Florida’s Wildlife Management Areas (WMAs) are a varied collection of public and private lands, managed and overseen by the Florida Fish and Wildlife Conservation Commission (FWC). Many include tracts of private homes and leased hunting lands, but all allow some access by the public. The Steinhatchee Springs WMA is a narrow, 20,000+ acre parcel stretching from the coastal town of Steinhatchee to the headwaters of the Steinhatchee River southwest of Mayo. The tract crosses several county lines with land in Taylor, Dixie and Lafayette counties.
Here’s the description of the WMA from the FWC website:
“Steinhatchee Springs Wildlife Management Area spans 20,909 acres of floodplain forest, cypress swamps, xeric hammocks, and pine plantations surrounding the Steinhatchee River in Lafayette, Dixie and Taylor counties.
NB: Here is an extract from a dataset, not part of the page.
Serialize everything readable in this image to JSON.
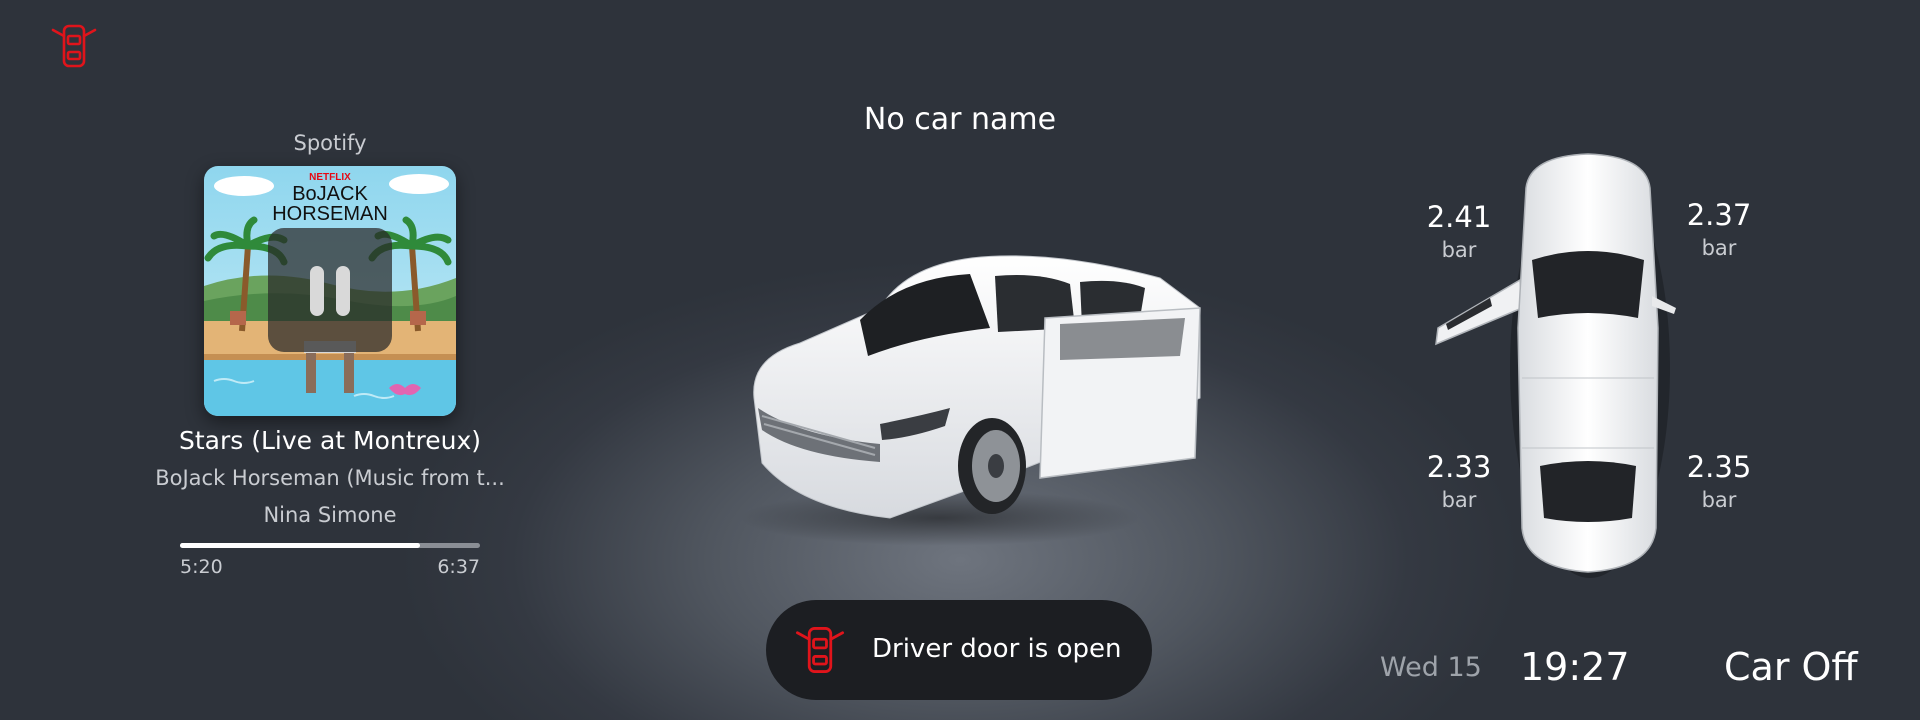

The 28-mile long river originates in the upper reaches of Mallory Swamp in Lafayette County and discharges to the Gulf of Mexico. The river goes underground north of Tennille and rises again about a half-mile south. The area, owned and operated by Suwannee River Water Management District, is open for public use year-around. The area is open year-round from 1 1/2 hours before sunrise until 1 1/2 hours after sunset.”
At Steinhatchee Falls, just south of US19/98 off SR51 at Tennille, there’s a picnic area, the shallow falls, and a kayak/canoe launch. From this point, paddlers can easily head downstream to the town of Steinhatchee and the Gulf of Mexico. Expect an easy 3+ hour paddle.
Just off SR51, north of US19/98 at Tennille, there are several access roads leading to the upper (and unconnected) Steinhatchee River. Paddlers can launch and fish the slow-moving water and there’s excellent picnic and primitive launch sites.
Dr. Richard Davidson, Award-Winning Nature Photographer
This WMA, especially along the L.A. Bennett Grade, a good-quality graded limerock road stretching from SR51 to CR357, is known for excellent wildlife viewing and a favorite place for photographers to capture images of wading birds or soaring species like swallowtail kites.